R/ctwas_harmonize_data.R
harmonize_z_ld.Rd
Harmonize z scores from GWAS to match ld reference genotypes. Flip signs when reverse complement matches.
harmonize_z_ld(
z_snp,
ld_snpinfo,
strand_ambig_action = c("drop", "none", "recover"),
ld_pgenfs = NULL,
ld_Rinfo = NULL
)
a data frame, with columns "id", "A1", "A2" and "z". Z scores for every SNP. "A1" is the effect allele.
a data frame, snp info for LD reference, with columns "chrom", "id", "pos", "alt", "ref".
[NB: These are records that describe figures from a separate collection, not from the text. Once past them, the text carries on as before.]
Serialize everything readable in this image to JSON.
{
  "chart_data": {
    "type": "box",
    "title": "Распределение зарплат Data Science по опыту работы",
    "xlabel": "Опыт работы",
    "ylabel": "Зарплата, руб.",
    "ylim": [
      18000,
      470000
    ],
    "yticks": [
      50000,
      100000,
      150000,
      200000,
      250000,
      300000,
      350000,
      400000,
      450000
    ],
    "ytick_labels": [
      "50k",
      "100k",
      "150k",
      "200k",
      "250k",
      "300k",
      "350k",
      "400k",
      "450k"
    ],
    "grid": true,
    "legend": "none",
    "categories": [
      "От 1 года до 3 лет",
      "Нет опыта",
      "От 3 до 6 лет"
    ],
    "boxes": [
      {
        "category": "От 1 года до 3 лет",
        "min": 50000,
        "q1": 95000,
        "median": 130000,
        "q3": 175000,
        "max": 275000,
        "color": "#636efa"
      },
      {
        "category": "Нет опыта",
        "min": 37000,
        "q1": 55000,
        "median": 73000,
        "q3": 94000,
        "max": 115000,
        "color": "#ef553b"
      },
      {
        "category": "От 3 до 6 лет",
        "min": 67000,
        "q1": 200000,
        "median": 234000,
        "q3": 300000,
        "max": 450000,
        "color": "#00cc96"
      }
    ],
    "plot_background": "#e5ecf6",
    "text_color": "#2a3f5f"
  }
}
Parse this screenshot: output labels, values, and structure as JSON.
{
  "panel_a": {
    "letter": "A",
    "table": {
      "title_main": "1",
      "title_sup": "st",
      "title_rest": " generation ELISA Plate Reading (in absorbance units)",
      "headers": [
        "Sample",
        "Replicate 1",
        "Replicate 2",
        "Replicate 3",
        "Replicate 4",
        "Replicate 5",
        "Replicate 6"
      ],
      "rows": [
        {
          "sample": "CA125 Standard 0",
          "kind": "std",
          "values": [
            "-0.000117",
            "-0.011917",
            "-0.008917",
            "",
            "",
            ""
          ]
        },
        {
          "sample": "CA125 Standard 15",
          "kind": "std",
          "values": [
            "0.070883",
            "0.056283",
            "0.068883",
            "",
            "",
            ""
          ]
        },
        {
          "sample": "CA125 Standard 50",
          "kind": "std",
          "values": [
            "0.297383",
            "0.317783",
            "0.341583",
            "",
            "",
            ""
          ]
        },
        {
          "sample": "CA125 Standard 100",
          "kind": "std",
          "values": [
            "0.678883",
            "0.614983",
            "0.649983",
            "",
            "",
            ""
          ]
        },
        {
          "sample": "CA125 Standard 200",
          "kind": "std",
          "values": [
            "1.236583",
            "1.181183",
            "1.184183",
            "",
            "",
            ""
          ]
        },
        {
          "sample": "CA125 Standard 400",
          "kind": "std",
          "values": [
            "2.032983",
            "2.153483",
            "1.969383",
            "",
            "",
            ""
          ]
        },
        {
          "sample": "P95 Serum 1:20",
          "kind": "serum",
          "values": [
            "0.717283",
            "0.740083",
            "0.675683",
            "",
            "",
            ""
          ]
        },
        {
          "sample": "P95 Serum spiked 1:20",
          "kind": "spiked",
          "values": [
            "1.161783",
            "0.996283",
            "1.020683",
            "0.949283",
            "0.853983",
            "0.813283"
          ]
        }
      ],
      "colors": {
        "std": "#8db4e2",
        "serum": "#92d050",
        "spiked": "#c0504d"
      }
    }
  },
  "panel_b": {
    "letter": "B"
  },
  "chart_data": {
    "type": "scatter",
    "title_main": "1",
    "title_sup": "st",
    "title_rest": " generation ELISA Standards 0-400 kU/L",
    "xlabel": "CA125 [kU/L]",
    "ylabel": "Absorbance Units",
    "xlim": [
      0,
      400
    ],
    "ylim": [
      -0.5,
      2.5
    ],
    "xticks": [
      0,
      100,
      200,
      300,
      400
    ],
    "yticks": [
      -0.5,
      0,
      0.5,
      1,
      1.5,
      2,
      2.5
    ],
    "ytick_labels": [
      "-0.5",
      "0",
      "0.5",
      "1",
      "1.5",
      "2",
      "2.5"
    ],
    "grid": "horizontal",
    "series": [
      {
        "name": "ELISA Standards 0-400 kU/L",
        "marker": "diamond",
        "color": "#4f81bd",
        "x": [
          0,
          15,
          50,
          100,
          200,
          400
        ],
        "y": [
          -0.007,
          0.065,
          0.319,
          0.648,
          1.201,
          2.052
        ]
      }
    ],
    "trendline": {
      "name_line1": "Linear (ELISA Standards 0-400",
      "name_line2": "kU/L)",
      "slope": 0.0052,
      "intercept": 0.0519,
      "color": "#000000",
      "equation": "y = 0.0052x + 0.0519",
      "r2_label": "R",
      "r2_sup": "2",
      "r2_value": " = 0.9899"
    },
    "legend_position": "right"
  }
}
the action to take to harmonize strand ambiguous variants (A/T, G/C) between the z scores and LD reference. "drop" removes the ambiguous variant from the z scores. "none" treats the variant as unambiguous, flipping the z score to match the LD reference and then taking no additional action. "recover" imputes the sign of ambiguous z scores using unambiguous z scores and the LD reference and flips the z scores if there is a mismatch between the imputed sign and the observed sign of the z score. This option is computationally intensive
a character vector of .pgen or .bed files. One file for one chromosome, in the order of 1 to 22. Therefore, the length of this vector needs to be 22. If .pgen files are given, then .pvar and .psam are assumed to present in the same directory. If .bed files are given, then .bim and .fam files are assumed to present in the same directory.
a vector of paths to the variant information for all LD matrices
a data frame, z_snp with the "z" columns flipped to match LD ref.